Gleichzeitig gaben die jungen Leute in unserer Studie an, dass sie durch soziale Medien Verantwortung übernehmen könnten, die über die persönliche Sicherheit hinausgeht.

Diese beinhalten:

  • Kontakt mit Familie und Freunden vor Ort und im Ausland
  • Lernen über die eigene und andere Kulturen und Informieren über die Welt und ihre Rollen und Verantwortlichkeiten darin
  • sich aktiv und anwaltschaftlich zu engagieren, um den systemischen Hass und Rassismus zu bekämpfen, denen sie im Alltag ausgesetzt sind, und
  • Entschärfung toxischer Online-Kulturen durch Teilnahme an und Moderation von digitalen Communities und Fandoms.
  • Ein Teilnehmer sagte uns: „Als jüngere Menschen erkennen wir, dass wir auch Überzeugungen und so haben und diese teilen müssen. […] denn natürlich können Erwachsene dies durch ihre Stimme tun.“

    Andere sprachen über das Privileg junger Menschen in Australien, sich zu sozialen Themen zu äußern und die Politik der Regierung anzufechten. Sie verglichen dies mit Ländern, in denen Medien, einschließlich sozialer Medien, vom Staat zensiert oder verboten werden.

    Dies ist auch ein Punkt, der einige der Gefahren eines Verbots sozialer Medien für diese Altersgruppe anspricht: „Ich denke, es ist wichtig für die Bürger Australiens, das Bewusstsein zu schärfen und gegen Dinge zu protestieren, […] weil sie ein freies Land sind und Zugang zu Informationen haben […] Ich denke, wenn Sie diesen Zugang hätten, sollten Sie […] Sensibilisierung für Menschen, die […] haben nicht die gleiche Chance.“

    Online-Geselligkeit ist nicht immer öffentlich

    Anstatt sich in den sozialen Medien immer öffentlich und laut zu engagieren, beteiligten sich junge Menschen auch an ruhigeren, weniger öffentlichen Aktionen. Dabei ging es darum, Informationen zu finden und durch Moderation und respektvollen Dialog unterstützende Communities aufzubauen.

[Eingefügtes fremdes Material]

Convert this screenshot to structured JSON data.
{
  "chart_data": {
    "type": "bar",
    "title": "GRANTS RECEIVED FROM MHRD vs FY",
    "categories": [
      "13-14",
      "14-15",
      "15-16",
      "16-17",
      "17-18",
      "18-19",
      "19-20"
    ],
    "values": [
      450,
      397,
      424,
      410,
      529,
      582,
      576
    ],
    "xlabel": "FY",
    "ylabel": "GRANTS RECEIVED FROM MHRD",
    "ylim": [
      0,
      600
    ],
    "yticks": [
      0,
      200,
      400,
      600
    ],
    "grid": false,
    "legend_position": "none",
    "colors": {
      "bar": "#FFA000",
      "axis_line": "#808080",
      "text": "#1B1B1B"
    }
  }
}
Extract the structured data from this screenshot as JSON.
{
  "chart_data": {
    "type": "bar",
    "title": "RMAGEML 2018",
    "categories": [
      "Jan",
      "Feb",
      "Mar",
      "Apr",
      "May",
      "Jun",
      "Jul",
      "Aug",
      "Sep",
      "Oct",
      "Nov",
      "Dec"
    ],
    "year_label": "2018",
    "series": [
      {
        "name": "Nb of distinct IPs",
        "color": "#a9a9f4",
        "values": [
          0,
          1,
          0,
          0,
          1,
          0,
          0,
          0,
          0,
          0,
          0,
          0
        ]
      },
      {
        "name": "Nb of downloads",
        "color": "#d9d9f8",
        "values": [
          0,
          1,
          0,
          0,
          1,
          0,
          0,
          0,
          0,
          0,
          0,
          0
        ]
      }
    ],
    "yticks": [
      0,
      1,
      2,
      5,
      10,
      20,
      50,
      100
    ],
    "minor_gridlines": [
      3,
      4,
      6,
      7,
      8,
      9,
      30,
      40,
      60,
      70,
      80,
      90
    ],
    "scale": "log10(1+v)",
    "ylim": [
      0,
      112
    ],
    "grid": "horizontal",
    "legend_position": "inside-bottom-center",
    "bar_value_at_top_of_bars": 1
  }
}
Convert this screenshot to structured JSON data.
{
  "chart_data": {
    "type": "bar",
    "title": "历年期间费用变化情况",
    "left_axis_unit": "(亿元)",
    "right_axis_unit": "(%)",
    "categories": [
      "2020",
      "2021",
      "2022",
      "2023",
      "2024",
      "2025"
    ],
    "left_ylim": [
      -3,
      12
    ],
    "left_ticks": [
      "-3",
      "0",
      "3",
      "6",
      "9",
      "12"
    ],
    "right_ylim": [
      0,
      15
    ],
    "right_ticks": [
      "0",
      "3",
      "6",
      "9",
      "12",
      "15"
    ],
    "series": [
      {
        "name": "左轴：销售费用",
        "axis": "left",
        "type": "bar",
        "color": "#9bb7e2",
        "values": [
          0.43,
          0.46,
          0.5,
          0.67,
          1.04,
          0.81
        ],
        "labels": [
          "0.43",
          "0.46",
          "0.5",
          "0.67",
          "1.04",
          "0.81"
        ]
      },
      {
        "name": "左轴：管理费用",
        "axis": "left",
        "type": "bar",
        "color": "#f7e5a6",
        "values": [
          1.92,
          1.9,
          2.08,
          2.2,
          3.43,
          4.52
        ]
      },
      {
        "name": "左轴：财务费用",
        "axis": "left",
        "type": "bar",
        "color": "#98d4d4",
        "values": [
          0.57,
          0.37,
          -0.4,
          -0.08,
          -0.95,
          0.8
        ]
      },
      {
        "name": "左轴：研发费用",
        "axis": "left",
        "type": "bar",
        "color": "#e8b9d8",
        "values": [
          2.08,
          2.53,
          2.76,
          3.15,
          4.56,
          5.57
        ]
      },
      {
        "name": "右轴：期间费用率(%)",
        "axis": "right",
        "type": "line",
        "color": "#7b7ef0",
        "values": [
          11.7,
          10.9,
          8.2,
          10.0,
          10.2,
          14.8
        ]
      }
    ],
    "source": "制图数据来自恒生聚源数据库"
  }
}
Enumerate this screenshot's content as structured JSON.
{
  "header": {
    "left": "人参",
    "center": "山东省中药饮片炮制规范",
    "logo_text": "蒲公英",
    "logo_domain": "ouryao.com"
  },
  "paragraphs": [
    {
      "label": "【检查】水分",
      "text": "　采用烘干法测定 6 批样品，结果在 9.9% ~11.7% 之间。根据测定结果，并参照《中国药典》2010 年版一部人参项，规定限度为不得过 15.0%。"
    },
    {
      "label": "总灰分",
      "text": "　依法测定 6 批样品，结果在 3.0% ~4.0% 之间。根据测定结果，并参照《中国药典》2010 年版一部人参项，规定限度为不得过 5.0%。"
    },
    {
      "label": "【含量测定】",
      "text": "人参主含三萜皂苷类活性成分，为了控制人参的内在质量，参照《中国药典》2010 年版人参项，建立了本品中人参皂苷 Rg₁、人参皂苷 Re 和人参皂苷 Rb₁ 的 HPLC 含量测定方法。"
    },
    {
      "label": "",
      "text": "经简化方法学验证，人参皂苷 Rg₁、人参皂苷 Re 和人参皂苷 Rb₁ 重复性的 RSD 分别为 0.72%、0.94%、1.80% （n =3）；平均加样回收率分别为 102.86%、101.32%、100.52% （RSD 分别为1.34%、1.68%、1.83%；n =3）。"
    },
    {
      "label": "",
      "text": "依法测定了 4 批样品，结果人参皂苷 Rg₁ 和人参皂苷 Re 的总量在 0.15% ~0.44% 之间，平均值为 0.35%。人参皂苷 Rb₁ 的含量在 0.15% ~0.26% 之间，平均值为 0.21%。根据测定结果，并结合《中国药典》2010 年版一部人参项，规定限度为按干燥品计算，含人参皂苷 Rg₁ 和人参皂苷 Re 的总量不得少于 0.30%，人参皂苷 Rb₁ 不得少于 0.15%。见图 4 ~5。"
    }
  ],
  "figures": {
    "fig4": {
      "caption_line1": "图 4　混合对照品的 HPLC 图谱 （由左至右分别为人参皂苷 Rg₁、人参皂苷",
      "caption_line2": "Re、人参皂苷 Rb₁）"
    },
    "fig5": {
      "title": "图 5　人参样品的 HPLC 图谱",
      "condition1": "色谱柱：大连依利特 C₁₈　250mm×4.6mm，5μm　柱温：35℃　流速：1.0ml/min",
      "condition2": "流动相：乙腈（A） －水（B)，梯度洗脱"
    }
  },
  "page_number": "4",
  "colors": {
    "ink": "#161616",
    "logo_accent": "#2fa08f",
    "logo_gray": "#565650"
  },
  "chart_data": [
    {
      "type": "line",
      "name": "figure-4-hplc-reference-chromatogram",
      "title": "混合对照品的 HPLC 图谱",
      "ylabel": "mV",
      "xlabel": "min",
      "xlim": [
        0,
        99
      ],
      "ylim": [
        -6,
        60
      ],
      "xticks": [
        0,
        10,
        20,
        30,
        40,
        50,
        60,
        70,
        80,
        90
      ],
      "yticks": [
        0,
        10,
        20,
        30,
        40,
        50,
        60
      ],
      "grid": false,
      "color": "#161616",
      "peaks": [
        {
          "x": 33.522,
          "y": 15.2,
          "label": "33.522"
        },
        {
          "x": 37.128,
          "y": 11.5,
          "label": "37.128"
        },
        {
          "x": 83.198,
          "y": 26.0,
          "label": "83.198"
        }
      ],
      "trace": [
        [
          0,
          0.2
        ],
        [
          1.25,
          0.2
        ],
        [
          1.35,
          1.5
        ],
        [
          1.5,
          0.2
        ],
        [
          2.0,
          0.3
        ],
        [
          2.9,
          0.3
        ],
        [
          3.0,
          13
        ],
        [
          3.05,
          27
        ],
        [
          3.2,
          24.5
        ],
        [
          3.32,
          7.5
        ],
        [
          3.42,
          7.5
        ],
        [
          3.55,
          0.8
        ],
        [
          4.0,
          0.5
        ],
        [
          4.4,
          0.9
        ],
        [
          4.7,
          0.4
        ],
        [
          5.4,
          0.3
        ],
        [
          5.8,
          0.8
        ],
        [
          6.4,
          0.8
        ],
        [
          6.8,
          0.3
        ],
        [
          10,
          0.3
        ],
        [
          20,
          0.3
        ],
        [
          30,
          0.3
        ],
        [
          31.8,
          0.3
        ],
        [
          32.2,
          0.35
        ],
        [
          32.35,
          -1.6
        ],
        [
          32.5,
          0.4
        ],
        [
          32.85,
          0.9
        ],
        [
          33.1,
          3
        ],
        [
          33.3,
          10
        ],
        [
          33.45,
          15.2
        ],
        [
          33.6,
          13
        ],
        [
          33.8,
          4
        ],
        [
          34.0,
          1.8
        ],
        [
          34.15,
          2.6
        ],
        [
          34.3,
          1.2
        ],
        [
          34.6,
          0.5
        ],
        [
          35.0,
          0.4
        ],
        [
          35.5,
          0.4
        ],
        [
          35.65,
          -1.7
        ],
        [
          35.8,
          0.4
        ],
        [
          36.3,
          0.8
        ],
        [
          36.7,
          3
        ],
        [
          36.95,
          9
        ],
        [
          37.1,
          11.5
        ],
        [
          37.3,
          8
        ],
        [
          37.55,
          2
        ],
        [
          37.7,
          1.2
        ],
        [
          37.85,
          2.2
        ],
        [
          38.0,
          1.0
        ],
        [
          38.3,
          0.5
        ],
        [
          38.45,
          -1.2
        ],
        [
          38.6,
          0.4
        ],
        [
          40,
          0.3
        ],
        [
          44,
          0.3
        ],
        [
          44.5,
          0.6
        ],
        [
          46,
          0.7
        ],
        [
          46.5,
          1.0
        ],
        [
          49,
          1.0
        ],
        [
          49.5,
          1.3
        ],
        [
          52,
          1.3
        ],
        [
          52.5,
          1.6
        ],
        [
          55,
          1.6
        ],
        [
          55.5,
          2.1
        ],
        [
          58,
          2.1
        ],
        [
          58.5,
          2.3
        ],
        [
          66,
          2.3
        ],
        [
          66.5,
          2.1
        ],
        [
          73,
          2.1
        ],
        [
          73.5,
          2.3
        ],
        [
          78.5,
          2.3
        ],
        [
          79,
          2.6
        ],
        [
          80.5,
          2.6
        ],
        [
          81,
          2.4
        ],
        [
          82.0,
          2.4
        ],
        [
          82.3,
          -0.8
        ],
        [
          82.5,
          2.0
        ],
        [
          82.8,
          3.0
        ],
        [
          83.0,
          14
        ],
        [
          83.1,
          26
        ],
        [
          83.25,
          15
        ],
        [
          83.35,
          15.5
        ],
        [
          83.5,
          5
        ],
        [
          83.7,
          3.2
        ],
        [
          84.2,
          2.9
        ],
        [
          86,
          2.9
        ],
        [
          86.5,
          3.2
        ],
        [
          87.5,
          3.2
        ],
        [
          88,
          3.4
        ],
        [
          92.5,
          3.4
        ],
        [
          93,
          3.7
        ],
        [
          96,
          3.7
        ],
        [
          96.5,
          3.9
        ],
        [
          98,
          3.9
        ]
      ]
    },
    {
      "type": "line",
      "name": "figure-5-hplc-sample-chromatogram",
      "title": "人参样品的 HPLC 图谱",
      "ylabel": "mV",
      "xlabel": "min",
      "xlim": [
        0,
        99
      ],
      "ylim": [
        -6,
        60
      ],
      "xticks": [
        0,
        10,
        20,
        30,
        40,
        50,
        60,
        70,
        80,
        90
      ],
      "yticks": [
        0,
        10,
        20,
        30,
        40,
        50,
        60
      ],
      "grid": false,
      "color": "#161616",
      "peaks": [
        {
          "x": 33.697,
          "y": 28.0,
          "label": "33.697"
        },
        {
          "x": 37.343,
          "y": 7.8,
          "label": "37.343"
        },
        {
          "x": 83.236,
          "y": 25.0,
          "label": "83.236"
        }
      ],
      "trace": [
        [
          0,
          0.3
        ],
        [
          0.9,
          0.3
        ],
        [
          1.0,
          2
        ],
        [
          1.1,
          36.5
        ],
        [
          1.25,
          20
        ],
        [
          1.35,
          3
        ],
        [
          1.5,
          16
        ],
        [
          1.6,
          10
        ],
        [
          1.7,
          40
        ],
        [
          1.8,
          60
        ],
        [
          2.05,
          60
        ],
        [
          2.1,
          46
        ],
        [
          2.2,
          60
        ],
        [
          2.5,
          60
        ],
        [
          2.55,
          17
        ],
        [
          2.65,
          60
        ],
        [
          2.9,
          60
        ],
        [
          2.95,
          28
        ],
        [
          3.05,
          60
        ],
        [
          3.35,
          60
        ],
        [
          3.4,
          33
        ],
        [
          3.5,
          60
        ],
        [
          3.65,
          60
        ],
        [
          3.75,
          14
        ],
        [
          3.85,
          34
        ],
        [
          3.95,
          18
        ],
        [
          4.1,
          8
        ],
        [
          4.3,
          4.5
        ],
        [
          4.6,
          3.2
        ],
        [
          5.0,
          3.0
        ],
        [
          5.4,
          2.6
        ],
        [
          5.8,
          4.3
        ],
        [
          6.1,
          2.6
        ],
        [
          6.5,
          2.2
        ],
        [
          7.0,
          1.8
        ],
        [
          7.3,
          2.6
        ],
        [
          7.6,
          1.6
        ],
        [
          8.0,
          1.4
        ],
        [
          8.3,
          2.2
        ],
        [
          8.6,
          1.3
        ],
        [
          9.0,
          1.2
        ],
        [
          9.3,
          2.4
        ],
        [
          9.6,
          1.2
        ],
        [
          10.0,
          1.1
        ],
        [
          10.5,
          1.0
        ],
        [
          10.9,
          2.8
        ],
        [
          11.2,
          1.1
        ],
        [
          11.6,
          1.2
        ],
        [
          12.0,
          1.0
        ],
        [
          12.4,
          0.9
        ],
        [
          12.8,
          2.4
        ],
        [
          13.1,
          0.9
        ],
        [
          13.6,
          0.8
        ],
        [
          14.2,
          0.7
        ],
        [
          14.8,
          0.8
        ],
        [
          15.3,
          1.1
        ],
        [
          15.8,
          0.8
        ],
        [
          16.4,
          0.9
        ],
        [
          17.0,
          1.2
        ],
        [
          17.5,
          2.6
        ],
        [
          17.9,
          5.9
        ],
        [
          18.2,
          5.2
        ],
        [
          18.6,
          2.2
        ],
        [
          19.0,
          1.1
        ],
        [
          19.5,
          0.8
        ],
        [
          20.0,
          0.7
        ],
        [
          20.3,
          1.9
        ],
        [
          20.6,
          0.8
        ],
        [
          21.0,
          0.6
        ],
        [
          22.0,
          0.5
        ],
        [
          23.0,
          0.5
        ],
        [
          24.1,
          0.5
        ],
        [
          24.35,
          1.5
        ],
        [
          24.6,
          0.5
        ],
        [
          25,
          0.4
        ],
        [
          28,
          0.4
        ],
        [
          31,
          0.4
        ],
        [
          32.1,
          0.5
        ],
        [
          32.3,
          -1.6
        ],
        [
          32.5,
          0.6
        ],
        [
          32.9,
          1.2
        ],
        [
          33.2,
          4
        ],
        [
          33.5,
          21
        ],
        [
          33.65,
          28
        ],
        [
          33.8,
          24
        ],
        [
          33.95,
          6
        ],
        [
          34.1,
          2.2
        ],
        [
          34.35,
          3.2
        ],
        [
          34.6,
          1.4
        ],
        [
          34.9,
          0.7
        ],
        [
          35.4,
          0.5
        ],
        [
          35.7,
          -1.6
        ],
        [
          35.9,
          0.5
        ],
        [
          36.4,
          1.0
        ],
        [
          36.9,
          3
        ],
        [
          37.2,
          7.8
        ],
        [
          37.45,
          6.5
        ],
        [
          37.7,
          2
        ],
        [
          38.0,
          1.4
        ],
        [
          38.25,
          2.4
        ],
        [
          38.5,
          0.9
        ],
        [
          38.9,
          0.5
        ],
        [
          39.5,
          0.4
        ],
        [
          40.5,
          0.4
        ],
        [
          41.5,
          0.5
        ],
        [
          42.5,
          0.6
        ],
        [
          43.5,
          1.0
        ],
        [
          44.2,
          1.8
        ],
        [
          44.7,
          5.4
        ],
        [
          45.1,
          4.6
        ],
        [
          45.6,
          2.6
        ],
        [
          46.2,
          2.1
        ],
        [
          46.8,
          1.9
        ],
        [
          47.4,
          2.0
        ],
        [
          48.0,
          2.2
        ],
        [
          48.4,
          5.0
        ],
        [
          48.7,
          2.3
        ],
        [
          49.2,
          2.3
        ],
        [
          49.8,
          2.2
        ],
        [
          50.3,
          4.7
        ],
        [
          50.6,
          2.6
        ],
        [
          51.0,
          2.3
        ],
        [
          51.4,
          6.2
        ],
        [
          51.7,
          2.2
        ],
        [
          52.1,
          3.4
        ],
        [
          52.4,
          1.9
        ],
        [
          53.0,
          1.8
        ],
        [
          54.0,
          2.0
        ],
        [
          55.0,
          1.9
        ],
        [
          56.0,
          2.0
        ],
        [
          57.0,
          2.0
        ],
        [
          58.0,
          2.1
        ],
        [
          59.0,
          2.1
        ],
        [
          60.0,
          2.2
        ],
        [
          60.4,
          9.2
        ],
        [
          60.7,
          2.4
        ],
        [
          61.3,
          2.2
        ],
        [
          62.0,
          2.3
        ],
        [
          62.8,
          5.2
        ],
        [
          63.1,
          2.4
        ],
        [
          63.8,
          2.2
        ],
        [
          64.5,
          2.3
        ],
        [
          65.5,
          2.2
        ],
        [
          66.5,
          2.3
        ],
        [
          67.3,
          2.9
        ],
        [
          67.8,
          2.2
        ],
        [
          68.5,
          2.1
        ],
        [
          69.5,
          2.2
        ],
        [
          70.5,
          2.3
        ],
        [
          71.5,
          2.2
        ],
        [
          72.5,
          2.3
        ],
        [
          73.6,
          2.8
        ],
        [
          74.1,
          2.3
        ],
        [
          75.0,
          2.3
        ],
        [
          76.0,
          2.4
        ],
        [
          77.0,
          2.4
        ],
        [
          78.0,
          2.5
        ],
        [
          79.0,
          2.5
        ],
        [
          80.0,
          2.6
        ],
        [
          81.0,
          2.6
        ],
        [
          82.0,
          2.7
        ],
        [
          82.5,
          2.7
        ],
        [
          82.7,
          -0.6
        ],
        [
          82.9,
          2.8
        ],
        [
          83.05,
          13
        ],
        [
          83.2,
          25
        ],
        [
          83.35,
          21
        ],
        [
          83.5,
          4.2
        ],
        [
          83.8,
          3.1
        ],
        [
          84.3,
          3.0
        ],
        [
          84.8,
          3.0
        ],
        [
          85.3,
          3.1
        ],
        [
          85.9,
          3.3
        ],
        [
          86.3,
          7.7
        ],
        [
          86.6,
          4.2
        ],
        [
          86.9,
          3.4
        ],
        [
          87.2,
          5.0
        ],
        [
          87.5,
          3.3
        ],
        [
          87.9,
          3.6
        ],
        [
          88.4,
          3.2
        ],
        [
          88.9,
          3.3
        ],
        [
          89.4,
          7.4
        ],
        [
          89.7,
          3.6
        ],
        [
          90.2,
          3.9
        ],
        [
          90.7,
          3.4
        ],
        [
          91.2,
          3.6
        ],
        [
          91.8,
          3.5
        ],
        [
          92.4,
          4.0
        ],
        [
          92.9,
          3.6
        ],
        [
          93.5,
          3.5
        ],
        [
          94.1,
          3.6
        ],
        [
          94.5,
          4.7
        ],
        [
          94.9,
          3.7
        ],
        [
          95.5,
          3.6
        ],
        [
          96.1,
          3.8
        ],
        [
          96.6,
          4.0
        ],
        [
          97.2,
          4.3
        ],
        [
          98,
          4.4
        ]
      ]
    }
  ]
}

    Ein Teilnehmer sagte: „Es gab eine bestimmte Person im Discord [online messaging platform with individual communities] die ich moderiere, und zwar die Seite, die ich und meine Freunde erstellt haben, die […] es waren nicht unbedingt Dinge, die er auf Discord gemacht hat, aber persönlich hat er ziemlich unhöfliche Sachen gemacht. Also haben wir ihn am Ende einfach abgeschnitten und von Discords und Gruppenchats und solchen Sachen verbannt.“

    Der letztgenannte Punkt ist wichtig, da die Politiker in der gegenwärtigen Debatte offenbar davon ausgehen, dass die Sicherheit junger Menschen von politischen, rechtlichen und plattformbezogenen Eingriffen abhängig ist.

    Dadurch wird jungen Menschen mit ihrer kulturellen Vielfalt ihre Handlungsfähigkeit vorenthalten. Auch ihre Fähigkeiten und ihr geschicktes Navigieren in den sozialen Medien werden ignoriert.

    In unserer Studie zeigten junge Menschen ein Gefühl sozialer Verantwortung, das sie dazu veranlasste, ihre Stimme gegen kollektives Unheil zu erheben und die Werkzeuge und Fähigkeiten zu erlernen, um toxische Online-Kulturen zu entschärfen. Indem ihnen der Zugang zu sozialen Medien verwehrt wird, gehen diese Fähigkeiten verloren.

    Dies zeigt, dass wir soziale Medien nicht mehr nur als Quelle der Gefährdung junger Menschen betrachten dürfen. Wir argumentieren vielmehr, dass altersbasierte Verbote sozialer Medien unbeabsichtigte Folgen und Schäden mit sich bringen würden, wie etwa den Rückzug vielfältiger Stimmen, die für die Schaffung und den Aufbau sicherer digitaler Gemeinschaften und Gesellschaften entscheidend sind.

    Zur Verfügung gestellt von The Conversation

    Dieser Artikel wurde erneut veröffentlicht von Die Unterhaltung unter einer Creative Commons-Lizenz. Lesen Sie die originaler Artikel.